Deferred work tracked here so it's not lost

  • C1 (cleanup, partially started 2026-05-06): Delete v1 widget tree (webchat-ui/src/widget/, index.widget.html, vite.widget.config.ts, dist-widget/).
    • Done today: dropped the v0.5 fallback paths from mcp-server/src/widget.ts CANDIDATES list (no doc dependency, safe surgical change).
    • Blocked on doc rewrite: docs/WIDGET-CUSTOMIZATION.md is substantively v0.5-oriented — it documents the BotFramework Web Chat styleOptions JSON path (Layer 2) and editing Widget.tsx with <Composer> + <BasicWebChat> (Layer 3). Both are dead in v0.6's data-widget pattern. The doc needs a v0.6 rewrite that says "edit webchat-ui/src/widget-v2/main.tsx directly" — not just path updates. Until that rewrite ships, deleting webchat-ui/src/widget/ would create broken doc links pointing at non-existent files.
    • Also blocked: local-dev scripts build:widget and build:all in webchat-ui/package.json reference vite.widget.config.ts. They're dead but not orphaned (someone could still try npm run build:all on a fork). Remove together with the source files when the doc rewrite is ready.
  • B3 follow-up (RESOLVED 2026-05-06): Verified against MS reference trey-research/ai-plugin.json — the MS pattern declares ALL tools (widget + data) in functions[], run_for_functions[], and x-mcp_tool_description.tools[]. Updated source ai-plugin.json to declare submitAdaptiveCardAction correctly. Smoke also caught two pre-existing drifts in openCopilotStudioChat: manifest's required[] was empty (server says userQuery required) and conversationId wasn't declared at all. Fixed both. Next publish must bump manifest.json from 1.1.5 to 1.2.0 (or 1.1.6) AND re-approve in CDX tenant admin because tool count + arg-schema both changed (locked-contract surface per ADR 0005).
  • Contracts JSON lock (originally B3): v0.7.3a shipped the smoke-test path — mcp-server/scripts/smoke-mcp.mjs runs as a pre-deploy gate in CI and asserts the locked-contract surface end-to-end. The --manifest <path> flag (added 2026-05-06) cross-checks server tools/list against the source ai-plugin.json (functions, run_for_functions, x-mcp_tool_description.tools, per-tool required/properties). A separate contracts.lock.json snapshot file would be redundant.
  • Smoke-test live-endpoint gate: The CI workflow runs the smoke against a local server; it does NOT yet call the deployed App Service after publish. Adding a post-deploy smoke against https://app-mcsmcpapps-mcp.azurewebsites.net/mcp (with a service-principal Bearer token) would close the loop on remote deploys. Token-minting in CI is the unsolved piece.

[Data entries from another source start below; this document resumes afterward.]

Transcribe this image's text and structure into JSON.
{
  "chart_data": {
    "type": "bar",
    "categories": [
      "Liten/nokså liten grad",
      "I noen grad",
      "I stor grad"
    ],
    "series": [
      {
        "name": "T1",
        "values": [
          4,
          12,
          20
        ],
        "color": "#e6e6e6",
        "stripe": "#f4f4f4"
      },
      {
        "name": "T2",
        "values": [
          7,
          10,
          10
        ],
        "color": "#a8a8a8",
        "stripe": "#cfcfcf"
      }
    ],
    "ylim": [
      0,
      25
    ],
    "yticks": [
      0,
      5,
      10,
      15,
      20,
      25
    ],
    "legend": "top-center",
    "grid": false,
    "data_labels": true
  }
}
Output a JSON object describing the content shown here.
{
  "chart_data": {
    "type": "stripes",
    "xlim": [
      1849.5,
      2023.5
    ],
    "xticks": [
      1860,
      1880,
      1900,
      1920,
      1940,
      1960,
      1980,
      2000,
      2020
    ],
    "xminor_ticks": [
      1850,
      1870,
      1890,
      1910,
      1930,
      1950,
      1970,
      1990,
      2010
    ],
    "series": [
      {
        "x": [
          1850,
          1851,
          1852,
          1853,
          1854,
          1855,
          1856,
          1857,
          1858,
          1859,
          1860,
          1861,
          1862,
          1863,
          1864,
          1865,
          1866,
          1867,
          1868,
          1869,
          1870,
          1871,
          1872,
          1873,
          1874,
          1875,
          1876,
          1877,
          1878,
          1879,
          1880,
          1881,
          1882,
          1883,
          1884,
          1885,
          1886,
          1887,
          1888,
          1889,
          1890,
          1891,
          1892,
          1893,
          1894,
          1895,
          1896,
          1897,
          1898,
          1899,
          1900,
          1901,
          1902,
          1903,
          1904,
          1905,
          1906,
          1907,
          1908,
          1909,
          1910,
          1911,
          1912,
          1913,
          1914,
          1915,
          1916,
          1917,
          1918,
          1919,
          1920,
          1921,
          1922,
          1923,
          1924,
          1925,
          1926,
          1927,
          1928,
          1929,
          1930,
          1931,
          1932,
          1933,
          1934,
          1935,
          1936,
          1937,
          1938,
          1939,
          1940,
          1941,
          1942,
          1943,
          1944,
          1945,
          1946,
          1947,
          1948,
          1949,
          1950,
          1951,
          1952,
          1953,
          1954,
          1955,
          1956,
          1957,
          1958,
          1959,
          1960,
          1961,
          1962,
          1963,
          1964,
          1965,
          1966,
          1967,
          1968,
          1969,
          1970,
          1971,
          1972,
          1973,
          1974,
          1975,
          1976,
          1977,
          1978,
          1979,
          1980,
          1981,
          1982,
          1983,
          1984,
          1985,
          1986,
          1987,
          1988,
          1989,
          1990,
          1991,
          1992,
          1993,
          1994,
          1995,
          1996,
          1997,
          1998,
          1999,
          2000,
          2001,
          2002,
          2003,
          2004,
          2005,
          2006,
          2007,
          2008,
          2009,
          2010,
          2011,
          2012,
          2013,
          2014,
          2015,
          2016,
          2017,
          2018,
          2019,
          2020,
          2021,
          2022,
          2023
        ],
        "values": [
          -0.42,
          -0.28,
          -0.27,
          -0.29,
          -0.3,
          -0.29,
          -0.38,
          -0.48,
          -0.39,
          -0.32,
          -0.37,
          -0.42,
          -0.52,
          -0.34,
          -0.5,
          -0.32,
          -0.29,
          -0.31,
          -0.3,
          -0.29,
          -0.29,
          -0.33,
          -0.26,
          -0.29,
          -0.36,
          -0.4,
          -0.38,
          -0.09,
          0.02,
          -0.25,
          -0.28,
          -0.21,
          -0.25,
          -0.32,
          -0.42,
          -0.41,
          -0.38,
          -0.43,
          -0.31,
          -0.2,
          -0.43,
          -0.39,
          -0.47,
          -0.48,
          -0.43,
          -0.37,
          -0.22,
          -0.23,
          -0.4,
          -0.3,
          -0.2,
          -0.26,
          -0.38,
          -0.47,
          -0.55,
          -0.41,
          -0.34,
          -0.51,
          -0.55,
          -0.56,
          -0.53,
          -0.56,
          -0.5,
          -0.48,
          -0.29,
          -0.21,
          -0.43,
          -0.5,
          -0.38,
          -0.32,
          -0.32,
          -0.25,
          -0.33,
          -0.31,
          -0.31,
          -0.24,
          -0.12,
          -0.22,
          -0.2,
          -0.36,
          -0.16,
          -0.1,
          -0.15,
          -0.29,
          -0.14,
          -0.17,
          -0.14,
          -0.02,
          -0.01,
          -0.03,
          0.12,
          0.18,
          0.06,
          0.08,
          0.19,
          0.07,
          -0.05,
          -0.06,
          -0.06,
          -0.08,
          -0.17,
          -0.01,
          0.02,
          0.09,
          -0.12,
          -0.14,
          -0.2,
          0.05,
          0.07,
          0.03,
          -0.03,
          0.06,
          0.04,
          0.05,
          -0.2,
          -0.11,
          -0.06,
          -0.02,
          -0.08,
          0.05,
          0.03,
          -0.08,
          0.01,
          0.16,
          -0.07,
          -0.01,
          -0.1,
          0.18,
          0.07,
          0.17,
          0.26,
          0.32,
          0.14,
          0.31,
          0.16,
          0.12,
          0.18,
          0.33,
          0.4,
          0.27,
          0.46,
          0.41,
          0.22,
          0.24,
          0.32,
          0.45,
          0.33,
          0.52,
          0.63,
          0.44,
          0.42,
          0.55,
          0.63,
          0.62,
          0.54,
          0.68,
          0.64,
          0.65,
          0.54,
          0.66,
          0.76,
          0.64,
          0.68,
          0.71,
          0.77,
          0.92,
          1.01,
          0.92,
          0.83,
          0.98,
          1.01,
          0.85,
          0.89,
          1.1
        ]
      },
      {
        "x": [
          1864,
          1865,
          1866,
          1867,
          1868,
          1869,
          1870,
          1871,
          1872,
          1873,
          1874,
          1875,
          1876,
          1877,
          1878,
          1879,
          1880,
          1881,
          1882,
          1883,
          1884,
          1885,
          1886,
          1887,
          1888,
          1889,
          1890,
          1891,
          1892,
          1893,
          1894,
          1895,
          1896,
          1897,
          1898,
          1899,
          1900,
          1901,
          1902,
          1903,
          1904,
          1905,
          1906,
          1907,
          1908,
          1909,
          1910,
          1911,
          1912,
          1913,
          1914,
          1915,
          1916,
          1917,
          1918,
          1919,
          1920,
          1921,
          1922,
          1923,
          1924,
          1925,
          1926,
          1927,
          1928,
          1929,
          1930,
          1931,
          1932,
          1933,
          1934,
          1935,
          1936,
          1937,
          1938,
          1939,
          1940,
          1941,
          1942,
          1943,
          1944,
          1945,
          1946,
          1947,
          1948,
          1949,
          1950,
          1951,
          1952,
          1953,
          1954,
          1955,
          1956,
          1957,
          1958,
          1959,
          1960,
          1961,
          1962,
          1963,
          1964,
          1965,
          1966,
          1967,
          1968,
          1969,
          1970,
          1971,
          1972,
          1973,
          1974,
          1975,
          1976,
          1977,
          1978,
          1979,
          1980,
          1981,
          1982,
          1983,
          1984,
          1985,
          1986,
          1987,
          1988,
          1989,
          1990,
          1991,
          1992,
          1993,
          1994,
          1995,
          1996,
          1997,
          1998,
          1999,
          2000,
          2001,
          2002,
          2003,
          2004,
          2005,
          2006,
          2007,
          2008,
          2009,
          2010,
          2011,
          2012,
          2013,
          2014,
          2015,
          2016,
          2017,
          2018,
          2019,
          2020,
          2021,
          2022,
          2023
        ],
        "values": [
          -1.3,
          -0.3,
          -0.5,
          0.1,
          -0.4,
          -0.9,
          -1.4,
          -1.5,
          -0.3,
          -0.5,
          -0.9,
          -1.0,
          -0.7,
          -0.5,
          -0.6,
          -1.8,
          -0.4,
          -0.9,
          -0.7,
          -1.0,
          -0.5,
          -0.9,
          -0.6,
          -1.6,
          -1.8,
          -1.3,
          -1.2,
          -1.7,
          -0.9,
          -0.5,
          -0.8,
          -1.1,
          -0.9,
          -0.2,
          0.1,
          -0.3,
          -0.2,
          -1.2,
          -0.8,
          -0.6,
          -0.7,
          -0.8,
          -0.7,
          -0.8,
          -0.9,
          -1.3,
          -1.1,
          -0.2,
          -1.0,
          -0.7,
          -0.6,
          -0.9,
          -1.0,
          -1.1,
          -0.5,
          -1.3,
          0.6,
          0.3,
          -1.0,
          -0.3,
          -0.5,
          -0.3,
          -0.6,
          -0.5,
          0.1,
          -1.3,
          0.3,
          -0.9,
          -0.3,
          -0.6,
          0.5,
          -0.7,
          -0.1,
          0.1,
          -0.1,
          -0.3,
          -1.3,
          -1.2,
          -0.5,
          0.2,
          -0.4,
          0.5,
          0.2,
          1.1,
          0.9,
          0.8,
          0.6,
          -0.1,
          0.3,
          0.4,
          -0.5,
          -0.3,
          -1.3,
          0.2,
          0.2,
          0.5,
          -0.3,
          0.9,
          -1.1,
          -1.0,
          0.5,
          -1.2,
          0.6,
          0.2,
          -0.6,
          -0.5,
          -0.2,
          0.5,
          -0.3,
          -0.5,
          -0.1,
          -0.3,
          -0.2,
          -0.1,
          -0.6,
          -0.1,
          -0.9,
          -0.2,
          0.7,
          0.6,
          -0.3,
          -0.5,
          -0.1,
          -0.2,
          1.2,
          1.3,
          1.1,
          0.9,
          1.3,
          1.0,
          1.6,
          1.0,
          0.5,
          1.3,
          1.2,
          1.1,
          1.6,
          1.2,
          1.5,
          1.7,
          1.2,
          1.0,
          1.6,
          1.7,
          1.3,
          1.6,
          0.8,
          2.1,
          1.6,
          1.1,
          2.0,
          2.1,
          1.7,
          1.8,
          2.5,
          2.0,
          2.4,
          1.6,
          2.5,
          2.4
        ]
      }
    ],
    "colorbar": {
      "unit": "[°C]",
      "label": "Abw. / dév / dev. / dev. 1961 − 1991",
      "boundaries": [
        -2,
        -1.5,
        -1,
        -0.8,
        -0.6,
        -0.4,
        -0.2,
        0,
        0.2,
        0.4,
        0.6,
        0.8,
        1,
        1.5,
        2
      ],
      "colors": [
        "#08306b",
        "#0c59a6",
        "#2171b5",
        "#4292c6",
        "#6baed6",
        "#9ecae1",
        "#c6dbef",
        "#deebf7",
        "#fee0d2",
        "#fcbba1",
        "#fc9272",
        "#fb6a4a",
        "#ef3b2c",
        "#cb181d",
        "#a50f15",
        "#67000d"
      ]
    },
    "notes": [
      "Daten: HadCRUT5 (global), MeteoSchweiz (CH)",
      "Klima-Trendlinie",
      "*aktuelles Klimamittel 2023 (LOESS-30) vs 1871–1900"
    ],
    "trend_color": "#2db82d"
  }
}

Next publish to CDX — required actions

The source manifest in declarative-agent/appPackage/ai-plugin.json is now ahead of what's live in CDX (v1.1.5). When you next publish:

  1. Bump declarative-agent/appPackage/manifest.json version from 1.1.5 to 1.2.0 (minor bump because we added a tool to the contract; treat as semver-ish).
  2. Run Agents Toolkit → Provision → Publish.
  3. Approve the new version in Microsoft 365 admin center → All agents → Requests (the surface from FEATURE-REQUESTS.md §1.1).
  4. Within 30 sec of admin approval going live, run node mcp-server/scripts/smoke-mcp.mjs https://app-mcsmcpapps-mcp.azurewebsites.net/mcp (with a Bearer token if SSO is enforced) and S01 from SMOKE-CHECKLIST.md. Revert the manifest commit if either fails.

The server-side change is already live in production (manifest is what's stale). So the publish is risk-controlled — worst case the host LLM continues using its v1.1.5 cached catalog until approval.